L’administration Plante a planté un jalon historique en nommant Fady Dagher à la tête du Service de police de la Ville de Montréal (SPVM). Aux critiques qui lui reprochent sa mollesse et sa complaisance en matière de lutte contre la criminalité, la mairesse Valérie Plante a trouvé la réponse idéale en ce policier capable de réfléchir à la fois en termes de prévention et de répression, en conformité avec les attentes citoyennes.

Né en Côte d’Ivoire de parents d’origine libanaise, Fady Dagher, 54 ans, est le premier chef du SPVM issu de la diversité. Ce n’est pas trop tôt, compte tenu du profil sociodémographique de la métropole et des défis importants que posent la cohabitation et la confiance entre les policiers et les citoyens issus des communautés culturelles et de la marginalité sociale.

Pour une fois, la nomination du chef du SPVM ne s’accompagne pas d’une controverse ou de perceptions d’influences politiques. Là aussi, l’administration Plante a été irréprochable, en consultant la population sur ses préoccupations et en mettant sur pied un comité de sélection mixte auquel siégeaient de hauts fonctionnaires respectés ainsi que des élus de Projet Montréal, de l’opposition officielle et de la banlieue.

Pour un poste aussi convoité que complexe, les éloges entendus jeudi sont les plus proches d’un consensus que nous pouvons espérer. Communicateur hors pair et policier atypique, Fady Dagher a passé 25 ans au SPVM avant d’accepter la direction du Service de police de l’agglomération de Longueuil. Il est un fervent disciple de la prévention, de l’approche communautaire, de la lutte contre le profilage racial et de la transformation du rôle de la police dans une société moderne, sans qu’on puisse le taxer pour autant d’angélisme. Il sera aussi intraitable que n’importe quel policier en matière de lutte contre la grande criminalité.

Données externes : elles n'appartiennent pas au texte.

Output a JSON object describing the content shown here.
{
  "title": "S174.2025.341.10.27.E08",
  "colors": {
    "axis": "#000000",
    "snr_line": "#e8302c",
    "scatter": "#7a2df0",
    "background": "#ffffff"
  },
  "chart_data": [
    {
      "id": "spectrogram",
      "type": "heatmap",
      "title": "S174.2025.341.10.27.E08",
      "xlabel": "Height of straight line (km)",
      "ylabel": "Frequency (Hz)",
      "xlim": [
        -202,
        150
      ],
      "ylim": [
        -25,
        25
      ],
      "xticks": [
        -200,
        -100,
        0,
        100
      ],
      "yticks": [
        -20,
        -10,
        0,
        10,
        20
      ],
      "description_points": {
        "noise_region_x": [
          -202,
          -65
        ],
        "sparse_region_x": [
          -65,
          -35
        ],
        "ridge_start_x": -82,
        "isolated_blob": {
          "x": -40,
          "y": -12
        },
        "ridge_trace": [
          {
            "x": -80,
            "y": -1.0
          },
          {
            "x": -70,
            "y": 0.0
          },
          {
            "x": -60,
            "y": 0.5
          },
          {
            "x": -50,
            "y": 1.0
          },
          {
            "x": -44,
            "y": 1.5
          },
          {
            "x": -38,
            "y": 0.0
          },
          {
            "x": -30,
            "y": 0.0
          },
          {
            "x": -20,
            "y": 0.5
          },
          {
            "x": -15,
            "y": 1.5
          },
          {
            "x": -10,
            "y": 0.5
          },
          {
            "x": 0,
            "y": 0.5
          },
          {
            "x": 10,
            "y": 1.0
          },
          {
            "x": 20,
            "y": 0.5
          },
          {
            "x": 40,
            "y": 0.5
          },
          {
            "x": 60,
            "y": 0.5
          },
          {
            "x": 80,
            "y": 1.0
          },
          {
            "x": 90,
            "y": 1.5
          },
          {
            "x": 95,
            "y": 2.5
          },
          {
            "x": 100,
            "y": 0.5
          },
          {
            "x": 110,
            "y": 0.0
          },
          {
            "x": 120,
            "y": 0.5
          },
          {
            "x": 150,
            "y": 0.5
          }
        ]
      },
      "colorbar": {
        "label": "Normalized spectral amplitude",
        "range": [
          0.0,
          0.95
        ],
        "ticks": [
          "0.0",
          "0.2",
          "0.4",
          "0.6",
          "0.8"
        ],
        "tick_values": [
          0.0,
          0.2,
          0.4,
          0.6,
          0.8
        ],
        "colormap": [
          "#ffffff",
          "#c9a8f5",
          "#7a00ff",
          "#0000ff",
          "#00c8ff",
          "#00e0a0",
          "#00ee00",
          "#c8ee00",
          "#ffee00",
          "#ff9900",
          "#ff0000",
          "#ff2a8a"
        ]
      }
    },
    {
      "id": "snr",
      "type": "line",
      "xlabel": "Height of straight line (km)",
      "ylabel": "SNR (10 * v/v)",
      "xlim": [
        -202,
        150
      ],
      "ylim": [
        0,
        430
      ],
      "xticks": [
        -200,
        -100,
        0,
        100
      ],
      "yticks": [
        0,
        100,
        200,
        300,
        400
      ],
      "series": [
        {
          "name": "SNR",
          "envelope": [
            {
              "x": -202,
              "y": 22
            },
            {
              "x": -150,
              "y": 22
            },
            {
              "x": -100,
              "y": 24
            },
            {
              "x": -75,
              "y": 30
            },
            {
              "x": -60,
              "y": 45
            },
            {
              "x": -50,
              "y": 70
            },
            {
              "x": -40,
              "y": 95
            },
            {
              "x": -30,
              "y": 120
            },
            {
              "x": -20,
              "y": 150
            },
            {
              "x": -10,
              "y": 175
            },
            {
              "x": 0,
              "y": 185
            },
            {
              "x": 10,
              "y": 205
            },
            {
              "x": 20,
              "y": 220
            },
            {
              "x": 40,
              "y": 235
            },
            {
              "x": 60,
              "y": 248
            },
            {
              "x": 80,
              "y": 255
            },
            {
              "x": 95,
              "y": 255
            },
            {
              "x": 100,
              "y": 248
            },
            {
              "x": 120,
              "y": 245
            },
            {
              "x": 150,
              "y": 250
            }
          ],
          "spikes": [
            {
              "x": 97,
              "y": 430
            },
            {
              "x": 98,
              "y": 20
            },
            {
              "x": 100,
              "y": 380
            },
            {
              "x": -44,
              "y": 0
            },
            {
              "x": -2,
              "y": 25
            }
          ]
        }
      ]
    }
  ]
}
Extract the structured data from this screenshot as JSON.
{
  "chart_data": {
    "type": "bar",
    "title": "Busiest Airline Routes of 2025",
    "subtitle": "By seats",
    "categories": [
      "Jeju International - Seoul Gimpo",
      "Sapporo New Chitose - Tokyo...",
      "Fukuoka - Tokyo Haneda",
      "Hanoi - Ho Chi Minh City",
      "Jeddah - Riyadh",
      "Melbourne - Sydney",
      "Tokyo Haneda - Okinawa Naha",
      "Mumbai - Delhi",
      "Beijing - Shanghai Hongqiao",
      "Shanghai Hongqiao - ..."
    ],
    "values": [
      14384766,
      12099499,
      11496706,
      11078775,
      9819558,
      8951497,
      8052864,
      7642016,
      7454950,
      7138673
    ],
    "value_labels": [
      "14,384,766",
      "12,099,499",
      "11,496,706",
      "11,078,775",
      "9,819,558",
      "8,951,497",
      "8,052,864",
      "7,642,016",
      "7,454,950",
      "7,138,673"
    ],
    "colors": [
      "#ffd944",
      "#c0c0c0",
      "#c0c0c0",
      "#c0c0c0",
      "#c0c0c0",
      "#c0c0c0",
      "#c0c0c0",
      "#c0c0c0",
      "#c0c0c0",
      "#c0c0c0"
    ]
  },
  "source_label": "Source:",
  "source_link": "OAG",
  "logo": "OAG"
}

Dans L’État du Québec 2019, il avait pondu un texte au titre explicite (« Corps policiers : passer de la culture du “combattant du crime” à celle de la “police de concertation” »). Il demandait un changement de culture au sein des corps policiers pour les sortir du « carcan purement sécuritaire, et pour les ouvrir aux phénomènes de société, aux problèmes et aux besoins des citoyens ».

Ses visées progressistes raviveront les tensions éternelles entre les enquêtes et la gendarmerie au sein du SPVM, entre les tenants de la répression et ceux de la prévention. Il est porteur d’un projet voulant redonner aux Montréalais une organisation policière respectueuse de leur diversité qui tombe à point nommé, alors que la confiance à l’égard du SPVM est fragile. Une organisation qui cessera de voir la couleur de la peau ou la condition sociale comme un motif d’interpellation. Une organisation apte à comprendre que la criminalité usuelle, qui se situe au croisement de la pauvreté et de la détresse mentale, nécessite une approche différente.

En soi, il touche à l’identité classique du policier, et ce sera l’un de ses principaux défis. Il devra amener ses troupes à évoluer sans qu’elles se sentent menacées dans l’image qu’elles ont de leur métier et de leur utilité.